The current procedures say that organizations “organized and operated” in a foreign county are ineligible to be SOs.

No.

Type III supporting organizations may not be SOs.

Yes.

This rule will not apply to existing SOs

Organizations that have had their exempt status automatically revoked due to failure to file 990s for three consecutive years may not be SOs.

No.

n/a

Qualified nonprofit health insurance issuers described in § 501(c)(29) may not be SOs.

Yes.

No.

6. IRS Request for Comments

The IRS has requested public comments on all aspects of the proposed procedure. Comments should be submitted to the IRS by August 16, 2020.

* * * *

Please contact Lathrop GPM’s Nonprofit & Tax-Exempt Organizations for more information.

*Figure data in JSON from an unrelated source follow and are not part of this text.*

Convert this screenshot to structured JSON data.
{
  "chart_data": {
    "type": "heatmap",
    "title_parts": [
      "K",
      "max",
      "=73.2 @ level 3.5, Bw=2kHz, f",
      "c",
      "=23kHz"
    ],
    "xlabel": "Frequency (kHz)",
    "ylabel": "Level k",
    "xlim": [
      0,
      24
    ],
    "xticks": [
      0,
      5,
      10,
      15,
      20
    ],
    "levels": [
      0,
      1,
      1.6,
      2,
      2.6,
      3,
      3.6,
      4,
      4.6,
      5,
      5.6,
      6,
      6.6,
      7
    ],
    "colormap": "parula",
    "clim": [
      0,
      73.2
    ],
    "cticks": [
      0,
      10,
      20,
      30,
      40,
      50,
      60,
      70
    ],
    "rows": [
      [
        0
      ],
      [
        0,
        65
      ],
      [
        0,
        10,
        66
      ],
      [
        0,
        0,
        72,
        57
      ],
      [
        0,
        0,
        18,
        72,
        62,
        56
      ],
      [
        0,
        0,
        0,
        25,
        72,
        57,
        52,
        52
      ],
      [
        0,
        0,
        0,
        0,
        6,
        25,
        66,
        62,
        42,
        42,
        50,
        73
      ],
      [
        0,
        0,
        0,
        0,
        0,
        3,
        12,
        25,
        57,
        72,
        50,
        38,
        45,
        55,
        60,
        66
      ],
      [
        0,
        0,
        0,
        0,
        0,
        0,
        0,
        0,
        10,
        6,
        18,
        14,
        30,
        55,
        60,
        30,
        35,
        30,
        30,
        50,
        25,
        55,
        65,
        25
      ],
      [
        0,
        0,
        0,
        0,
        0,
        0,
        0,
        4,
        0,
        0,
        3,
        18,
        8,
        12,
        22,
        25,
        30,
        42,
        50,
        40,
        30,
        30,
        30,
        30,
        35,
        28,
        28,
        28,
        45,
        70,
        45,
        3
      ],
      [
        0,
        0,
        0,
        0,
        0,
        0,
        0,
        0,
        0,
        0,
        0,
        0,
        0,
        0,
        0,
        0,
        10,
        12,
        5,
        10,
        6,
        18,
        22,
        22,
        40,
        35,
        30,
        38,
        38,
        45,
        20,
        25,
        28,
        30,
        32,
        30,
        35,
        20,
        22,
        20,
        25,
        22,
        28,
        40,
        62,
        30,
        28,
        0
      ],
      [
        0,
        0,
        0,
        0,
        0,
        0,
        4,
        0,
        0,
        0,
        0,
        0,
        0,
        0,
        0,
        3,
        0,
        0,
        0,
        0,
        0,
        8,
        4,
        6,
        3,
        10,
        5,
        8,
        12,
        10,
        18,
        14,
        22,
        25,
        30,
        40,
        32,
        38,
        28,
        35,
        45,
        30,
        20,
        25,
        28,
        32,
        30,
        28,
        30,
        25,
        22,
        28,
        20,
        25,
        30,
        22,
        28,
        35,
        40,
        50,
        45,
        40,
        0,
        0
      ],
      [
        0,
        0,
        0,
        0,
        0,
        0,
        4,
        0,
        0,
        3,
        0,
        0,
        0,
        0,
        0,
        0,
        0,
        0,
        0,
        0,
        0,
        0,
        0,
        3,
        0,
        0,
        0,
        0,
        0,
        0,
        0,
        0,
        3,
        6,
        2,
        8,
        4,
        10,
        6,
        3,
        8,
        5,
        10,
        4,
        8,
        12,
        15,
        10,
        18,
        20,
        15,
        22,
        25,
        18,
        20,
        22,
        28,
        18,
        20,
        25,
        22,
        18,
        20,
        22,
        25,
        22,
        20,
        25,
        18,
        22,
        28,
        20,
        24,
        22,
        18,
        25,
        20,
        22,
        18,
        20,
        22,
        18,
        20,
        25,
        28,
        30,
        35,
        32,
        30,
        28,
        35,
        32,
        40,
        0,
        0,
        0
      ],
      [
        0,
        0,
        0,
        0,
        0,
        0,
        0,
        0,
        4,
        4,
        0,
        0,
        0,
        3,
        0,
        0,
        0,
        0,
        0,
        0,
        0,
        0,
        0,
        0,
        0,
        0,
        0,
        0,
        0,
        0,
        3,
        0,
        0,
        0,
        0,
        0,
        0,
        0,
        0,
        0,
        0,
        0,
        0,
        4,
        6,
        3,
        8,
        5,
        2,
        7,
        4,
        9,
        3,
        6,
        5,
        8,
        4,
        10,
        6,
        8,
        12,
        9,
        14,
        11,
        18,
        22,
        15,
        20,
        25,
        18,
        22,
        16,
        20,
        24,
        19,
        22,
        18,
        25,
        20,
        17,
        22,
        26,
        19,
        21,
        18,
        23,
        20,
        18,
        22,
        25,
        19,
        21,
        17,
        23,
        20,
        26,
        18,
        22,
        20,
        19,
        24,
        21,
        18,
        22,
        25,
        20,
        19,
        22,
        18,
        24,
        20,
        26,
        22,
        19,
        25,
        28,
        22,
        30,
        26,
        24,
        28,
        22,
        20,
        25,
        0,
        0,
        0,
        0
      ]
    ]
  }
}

[1] Inclusion in a group exemption generally does not relieve subordinate organizations of the requirement to file an annual Form 990 series return unless an exception applies (because the subordinate is a church, for example). However, a central organization may file a group return on Form 990 for two or more of its subordinate organizations.

[2] Notice 20-36 says that the IRS is considering whether to significantly tighten this restriction so that all SOs described in Code Section 509(a)(1) must be described in the same paragraph of 170(b)(1)(A), meaning that a CO could not have some SOs that were colleges and others that were hospitals, for example.